Building forward-looking organizations
- Future of Work: The future of work will be more networked, devolved, mobile, collaborative, team-based, project-based, and fluid. Organizations need to adapt to new leadership mindsets, work built around technology, a skills-based economy, the evolution of a new AI, and a focus on mission, values and ethics. Informed leaders of the future will recognize these forces of change, how work is being redefined, and the implications for individuals, organizations and public policy.
- A culture of courage for uncertainty: An ethics-driven culture will be a massive focus of regulators in the next few years. Regulators expect the life sciences sector to be proactive, rather than just react to inquiries or defend themselves. Forward-thinkers will need to anticipate and build the kind of AI-infused world we want to live in while focusing on security by design and mitigating cybersecurity risks.
- Data integrity, and maximizing the value of data: The biggest roadblock to future innovation is everyone working in a very siloed manner. Companies need to create a working environment where data is actionable and that values data integrity. As companies move away from silos and start to achieve data integrity, big data and analytics will help unlock the potential of disparate sources of data. Increasingly, data will better serve decision making at the enterprise level and provide a better understanding of emerging risks.
- Patient trust and centricity: To become more digitally-enabled and patient-centric, life sciences companies are using a range of strategies, including patient-centric corporate culture, collaborative healthcare ecosystem and digital partnerships among others. Organizations are looking to engage patients earlier to better understand unmet needs impacting trial design, patient recruitment and resilience. Products and services that better meet patient needs and improve treatment regimens will receive higher acceptance by payers, providers, and regulators.
- A smart, cross-functional regulatory approach: All stakeholders will need to continually evaluate the individual and collective impacts of new regulations and take a proactive approach to managing regulatory change. With regulations becoming more global, companies are moving towards self-regulation and a culture of quality. Everyone’s goal is to make processes much simpler, and companies are starting to align their regulatory groups to accelerate the process.
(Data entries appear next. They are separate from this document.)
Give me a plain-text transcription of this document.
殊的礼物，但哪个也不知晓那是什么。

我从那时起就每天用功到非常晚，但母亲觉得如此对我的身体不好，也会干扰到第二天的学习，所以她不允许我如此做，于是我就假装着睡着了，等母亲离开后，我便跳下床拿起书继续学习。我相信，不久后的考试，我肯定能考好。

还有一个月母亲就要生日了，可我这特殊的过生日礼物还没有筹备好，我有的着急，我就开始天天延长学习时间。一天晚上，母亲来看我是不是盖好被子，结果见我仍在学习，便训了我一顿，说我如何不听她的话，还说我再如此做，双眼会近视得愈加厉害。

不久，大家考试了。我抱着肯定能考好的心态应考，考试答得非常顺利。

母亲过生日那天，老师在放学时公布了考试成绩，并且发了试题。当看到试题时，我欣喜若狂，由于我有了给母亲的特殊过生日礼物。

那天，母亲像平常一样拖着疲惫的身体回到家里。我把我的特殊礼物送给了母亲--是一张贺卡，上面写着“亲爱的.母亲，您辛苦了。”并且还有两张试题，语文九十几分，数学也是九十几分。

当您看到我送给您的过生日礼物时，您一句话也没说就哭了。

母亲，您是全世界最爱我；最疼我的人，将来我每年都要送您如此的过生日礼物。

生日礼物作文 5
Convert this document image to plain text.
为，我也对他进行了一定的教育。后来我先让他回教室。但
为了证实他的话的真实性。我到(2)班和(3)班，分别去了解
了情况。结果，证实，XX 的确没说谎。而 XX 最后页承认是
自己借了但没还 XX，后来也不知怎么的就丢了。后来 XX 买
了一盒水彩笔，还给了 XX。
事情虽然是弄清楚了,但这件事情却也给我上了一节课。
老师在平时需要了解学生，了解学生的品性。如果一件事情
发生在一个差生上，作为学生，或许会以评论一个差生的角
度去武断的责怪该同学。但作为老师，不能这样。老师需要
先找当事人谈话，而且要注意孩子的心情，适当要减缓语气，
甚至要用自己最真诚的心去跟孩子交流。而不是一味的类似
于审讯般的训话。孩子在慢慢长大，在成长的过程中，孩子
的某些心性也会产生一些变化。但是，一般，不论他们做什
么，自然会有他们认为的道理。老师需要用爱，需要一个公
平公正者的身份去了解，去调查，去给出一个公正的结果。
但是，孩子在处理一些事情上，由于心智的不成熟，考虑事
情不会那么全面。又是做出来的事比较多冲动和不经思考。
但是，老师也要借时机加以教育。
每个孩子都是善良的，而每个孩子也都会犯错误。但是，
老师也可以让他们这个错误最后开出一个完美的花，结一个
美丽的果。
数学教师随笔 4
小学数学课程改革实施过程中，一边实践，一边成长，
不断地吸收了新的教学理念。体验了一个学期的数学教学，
Growing through partnerships and new operating models
- Alliances and Partnerships: Over the next few years, alliances will become more important for accessing external expertise and technology. New collaborations will be established where the best scientific or technological fit can be achieved. Technology giants are expected to be collaborators and competitors.
- New Operating Models: Establishing collaborative ways of working is high on the agenda for life sciences organizations, and will require breaking the constraints of the current system. New operating models will welcome diverse and collaborative efforts from a cross-sector of industries, public and private collaborations, and alliances between nonprofit and for-profit organizations. Companies will want to adopt new capabilities to support external partnerships and collaborations with health systems, patient advocacy groups, and other data aggregators.